500,000 people die a year from Emphazema and Cancer
A smokers risk of dying from a heart attack is two to four times greater than in non-smokers.
The smell of stale cigarettes stays in your hair and clothes, your home, car and work place. It also gives you bad breath.
Smokers have more wrinkles, pale and ashen skin, yellowing teeth, fingers with the tell tale nicotine brown area.
People who smoke are twice as likely to become depressed. Some people actually start smoking to help with depression but it actually makes it worse.
You have black tar that is sticky building up on your lungs. This means it reduces the exchange of nutrients, oxygen and carbon dioxide between the bloodstream and the tissues. You are more apt to develop a chronic, painful coughing and have a harder time breathing.

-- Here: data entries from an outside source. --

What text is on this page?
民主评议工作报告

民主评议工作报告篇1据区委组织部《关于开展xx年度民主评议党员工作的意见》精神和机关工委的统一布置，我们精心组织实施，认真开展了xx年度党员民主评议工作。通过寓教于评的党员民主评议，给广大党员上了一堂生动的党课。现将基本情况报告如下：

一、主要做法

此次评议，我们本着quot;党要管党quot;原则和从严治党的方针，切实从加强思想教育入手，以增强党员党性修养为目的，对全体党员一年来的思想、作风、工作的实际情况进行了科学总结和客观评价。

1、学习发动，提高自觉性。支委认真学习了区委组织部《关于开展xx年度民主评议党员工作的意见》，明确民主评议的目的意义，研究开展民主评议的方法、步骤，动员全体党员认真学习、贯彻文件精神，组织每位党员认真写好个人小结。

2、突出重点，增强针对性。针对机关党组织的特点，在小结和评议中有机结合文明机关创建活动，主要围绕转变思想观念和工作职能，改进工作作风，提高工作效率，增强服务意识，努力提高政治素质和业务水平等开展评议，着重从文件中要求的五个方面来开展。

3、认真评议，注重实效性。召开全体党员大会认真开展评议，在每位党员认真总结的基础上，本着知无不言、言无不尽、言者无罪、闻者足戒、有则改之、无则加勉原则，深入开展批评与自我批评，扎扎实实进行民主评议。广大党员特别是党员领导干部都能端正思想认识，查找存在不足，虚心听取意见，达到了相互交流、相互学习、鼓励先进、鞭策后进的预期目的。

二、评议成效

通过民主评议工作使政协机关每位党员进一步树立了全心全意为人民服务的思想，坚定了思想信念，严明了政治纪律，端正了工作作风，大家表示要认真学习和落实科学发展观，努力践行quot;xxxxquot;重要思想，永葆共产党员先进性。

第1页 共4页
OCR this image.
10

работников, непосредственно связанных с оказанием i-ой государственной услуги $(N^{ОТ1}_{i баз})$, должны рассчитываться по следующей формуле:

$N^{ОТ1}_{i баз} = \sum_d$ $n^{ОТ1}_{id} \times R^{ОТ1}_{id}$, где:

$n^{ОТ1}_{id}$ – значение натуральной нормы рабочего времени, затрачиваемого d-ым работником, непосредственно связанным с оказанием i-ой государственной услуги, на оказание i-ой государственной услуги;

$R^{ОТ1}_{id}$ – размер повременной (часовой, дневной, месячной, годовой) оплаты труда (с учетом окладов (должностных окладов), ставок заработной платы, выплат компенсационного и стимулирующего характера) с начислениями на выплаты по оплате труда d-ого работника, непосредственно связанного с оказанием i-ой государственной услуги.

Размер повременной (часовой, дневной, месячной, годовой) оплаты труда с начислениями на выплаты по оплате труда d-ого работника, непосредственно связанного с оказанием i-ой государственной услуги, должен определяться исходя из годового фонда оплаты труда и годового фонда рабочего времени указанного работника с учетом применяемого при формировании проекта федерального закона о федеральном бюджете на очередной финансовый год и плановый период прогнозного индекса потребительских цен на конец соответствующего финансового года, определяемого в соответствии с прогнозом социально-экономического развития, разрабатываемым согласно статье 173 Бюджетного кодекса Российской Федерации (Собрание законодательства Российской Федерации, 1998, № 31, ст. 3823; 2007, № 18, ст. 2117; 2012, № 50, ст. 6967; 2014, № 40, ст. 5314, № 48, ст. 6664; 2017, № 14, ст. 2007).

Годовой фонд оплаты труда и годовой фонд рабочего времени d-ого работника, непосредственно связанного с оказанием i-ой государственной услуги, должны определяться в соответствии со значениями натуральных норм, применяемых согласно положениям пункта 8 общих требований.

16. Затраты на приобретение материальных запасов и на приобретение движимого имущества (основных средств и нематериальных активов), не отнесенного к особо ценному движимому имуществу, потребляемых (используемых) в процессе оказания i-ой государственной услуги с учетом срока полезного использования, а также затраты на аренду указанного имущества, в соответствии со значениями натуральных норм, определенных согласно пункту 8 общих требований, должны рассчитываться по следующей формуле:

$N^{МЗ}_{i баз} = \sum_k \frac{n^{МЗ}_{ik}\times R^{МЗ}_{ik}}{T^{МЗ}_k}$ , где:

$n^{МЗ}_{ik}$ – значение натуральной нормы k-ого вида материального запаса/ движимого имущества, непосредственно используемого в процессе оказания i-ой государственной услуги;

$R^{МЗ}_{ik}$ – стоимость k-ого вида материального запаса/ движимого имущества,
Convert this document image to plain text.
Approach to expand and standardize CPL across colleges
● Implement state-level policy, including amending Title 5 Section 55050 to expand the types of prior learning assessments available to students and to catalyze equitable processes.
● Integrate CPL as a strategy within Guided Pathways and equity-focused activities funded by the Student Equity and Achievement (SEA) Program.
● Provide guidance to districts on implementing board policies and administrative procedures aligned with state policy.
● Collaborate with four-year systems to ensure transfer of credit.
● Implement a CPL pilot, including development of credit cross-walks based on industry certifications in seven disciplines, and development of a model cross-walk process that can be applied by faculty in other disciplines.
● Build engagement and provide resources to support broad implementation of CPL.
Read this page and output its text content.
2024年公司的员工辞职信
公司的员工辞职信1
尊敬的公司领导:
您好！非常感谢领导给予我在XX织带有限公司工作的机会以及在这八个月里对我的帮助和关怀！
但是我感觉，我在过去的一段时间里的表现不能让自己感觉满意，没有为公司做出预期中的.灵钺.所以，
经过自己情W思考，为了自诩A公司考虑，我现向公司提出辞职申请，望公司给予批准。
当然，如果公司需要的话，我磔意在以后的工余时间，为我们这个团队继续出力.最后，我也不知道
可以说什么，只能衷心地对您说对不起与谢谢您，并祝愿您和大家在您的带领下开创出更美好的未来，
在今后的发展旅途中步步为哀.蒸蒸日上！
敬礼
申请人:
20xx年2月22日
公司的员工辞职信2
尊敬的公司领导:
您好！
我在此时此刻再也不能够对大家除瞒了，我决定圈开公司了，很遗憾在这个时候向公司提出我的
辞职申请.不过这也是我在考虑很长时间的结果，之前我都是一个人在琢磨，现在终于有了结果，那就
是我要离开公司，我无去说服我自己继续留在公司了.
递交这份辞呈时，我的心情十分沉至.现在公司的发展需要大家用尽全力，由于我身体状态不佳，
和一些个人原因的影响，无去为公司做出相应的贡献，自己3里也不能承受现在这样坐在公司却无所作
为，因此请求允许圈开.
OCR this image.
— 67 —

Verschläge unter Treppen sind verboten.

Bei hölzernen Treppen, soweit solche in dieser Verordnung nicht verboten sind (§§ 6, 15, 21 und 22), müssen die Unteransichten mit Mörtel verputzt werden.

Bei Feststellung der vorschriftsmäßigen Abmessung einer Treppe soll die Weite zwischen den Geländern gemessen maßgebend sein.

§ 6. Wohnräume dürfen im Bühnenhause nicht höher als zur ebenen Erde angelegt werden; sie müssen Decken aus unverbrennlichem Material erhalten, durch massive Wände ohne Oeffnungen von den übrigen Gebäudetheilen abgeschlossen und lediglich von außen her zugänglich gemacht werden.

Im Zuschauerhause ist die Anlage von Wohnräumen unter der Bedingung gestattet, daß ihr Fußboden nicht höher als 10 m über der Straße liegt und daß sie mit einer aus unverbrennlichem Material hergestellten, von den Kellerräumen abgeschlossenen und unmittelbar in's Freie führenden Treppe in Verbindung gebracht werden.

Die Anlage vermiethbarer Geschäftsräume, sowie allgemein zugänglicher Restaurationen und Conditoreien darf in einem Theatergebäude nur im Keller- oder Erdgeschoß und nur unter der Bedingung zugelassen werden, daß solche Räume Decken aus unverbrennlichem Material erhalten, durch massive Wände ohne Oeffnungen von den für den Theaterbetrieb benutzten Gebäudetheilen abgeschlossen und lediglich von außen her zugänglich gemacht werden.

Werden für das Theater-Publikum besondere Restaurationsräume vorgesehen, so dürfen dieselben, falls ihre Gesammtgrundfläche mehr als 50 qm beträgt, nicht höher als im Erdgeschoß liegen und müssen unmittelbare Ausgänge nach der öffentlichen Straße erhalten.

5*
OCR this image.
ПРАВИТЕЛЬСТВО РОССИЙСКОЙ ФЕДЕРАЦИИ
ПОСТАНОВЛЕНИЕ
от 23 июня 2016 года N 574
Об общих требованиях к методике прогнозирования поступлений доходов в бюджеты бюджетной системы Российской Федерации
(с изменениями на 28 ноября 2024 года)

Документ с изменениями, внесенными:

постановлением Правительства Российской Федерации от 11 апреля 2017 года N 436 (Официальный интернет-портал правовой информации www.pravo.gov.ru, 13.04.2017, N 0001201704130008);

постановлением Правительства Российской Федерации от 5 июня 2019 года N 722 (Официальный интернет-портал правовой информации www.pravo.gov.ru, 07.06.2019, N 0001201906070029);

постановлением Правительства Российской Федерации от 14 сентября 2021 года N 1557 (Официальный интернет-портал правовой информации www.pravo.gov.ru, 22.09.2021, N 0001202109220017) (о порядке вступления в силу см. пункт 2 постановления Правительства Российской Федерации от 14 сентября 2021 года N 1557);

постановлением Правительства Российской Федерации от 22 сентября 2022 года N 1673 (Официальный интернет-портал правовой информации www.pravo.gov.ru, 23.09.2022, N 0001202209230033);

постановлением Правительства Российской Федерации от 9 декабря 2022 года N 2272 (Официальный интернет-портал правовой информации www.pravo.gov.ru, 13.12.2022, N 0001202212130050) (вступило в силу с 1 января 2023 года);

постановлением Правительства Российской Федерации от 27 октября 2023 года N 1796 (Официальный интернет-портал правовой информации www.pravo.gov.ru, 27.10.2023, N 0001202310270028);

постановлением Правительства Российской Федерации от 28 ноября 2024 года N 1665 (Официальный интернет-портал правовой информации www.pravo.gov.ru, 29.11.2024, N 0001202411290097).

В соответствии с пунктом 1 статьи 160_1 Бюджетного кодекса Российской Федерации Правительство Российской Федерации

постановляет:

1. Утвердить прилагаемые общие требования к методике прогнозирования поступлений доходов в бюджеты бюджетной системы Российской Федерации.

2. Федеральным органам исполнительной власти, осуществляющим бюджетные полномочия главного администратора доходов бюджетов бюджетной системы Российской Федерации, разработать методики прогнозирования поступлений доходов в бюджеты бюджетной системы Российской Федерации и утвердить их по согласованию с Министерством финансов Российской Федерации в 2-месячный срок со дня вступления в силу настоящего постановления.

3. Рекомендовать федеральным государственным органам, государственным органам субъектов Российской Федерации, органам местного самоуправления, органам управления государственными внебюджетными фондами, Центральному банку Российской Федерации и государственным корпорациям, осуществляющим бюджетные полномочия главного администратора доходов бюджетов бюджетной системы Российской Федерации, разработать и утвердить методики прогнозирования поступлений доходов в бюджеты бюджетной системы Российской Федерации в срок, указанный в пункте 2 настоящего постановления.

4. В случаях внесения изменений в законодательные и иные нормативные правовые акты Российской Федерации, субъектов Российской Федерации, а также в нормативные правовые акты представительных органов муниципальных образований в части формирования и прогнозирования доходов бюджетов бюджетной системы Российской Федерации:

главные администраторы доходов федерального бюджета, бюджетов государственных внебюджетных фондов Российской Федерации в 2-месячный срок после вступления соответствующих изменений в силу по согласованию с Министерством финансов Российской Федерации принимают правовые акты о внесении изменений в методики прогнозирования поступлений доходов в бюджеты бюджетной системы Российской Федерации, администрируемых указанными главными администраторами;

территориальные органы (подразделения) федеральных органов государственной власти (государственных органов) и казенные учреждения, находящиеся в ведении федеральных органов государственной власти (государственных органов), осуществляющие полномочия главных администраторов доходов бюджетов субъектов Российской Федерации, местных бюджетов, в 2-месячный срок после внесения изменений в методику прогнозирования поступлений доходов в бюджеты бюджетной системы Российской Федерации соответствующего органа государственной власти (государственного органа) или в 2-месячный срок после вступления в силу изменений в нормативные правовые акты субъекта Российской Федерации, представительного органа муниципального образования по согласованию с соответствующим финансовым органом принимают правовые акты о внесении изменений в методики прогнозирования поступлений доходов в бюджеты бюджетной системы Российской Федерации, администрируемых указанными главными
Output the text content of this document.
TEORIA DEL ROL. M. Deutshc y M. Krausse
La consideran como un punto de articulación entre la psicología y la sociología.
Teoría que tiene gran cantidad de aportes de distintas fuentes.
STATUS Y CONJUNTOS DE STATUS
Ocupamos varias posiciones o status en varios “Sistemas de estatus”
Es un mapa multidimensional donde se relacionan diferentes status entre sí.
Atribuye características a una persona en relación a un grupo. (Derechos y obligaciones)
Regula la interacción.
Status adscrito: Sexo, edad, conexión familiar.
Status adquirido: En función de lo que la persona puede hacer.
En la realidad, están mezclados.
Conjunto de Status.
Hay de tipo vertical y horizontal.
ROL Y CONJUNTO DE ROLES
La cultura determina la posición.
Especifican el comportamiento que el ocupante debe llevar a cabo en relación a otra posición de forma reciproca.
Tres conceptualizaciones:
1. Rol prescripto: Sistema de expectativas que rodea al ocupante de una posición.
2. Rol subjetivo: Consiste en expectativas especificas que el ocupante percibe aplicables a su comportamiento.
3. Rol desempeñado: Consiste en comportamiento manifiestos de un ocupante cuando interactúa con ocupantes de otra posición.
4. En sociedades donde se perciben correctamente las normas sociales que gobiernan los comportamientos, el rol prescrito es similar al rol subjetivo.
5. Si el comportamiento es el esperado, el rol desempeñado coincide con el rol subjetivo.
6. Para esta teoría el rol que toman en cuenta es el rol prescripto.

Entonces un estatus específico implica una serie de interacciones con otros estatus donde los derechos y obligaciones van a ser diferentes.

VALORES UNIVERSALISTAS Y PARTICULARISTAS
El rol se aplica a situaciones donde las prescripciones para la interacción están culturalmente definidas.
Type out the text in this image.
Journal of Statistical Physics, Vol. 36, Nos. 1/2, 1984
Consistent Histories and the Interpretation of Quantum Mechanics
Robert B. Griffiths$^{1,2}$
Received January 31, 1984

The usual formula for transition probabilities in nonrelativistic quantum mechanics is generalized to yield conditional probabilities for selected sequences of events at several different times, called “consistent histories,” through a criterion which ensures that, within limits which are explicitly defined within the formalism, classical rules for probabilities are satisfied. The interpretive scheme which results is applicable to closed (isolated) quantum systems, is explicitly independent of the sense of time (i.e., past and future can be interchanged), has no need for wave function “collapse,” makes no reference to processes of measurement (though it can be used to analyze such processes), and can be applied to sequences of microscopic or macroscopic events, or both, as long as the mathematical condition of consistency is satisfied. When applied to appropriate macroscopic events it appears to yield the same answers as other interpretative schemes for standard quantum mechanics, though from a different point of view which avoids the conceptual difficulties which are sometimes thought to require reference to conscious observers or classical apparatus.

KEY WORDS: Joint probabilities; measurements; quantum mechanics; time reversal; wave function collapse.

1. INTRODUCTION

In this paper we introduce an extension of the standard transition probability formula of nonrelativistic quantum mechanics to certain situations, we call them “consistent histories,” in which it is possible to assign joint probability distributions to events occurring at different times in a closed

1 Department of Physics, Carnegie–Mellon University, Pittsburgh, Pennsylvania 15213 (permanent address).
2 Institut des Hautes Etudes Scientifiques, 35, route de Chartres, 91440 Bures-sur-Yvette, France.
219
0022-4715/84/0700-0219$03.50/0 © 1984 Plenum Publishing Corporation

In some areas of the country a pack of cigarettes goes for about $9. If you only smoke one pack a day that would be nearly $3,300 a year. If you started smoking around the age of 18 and live to be 68 you will have spent about $164,250. Think of all the things you could have bought with that!
A study done by the University of Massachusetts in 2008 showed that women who started smoking before age 15 developed PMS by more than 21/2 times. Severe symptoms of headaches, backaches, severe cramps, bloating, acne, breast tenderness and mood swings. Irregular menstrual cycles are increased also. And those on birth-control pills are 50% more likely to have bleeding and spotting.
According to the American Society of Reproductive Medicine females who smoke have a harder time getting pregnant. It can also cause erectile dysfunction. It can also advance the time of menopause by several years.
Cigarette smoking can cause a pregnant woman to deliver prematurely in 50% of cases. Toxins can travel into the placenta and cut oxygen flow to the baby by up to 25%. It can also cause the baby to have a lower birth weight.
Non-smokers breath in second-hand smoke and can develop respiratory ailments, coughing and even lung cancer. And children can develop asthma.
None of us want to be a bad influence to our children but a study shows that 55% of children of parents who smoke plan to start smoking.
And if these aren’t enough of a reason to quit do remember that smoking is the #1 PREVENTABLE cause of death and disease in the U.S. Smokers risk contracting such things as Chronic Obstructive Pulmonary Disease(or COPD), high cholesterol, stroke and heart disease, not to mention cancer of the lungs, mouth and throat.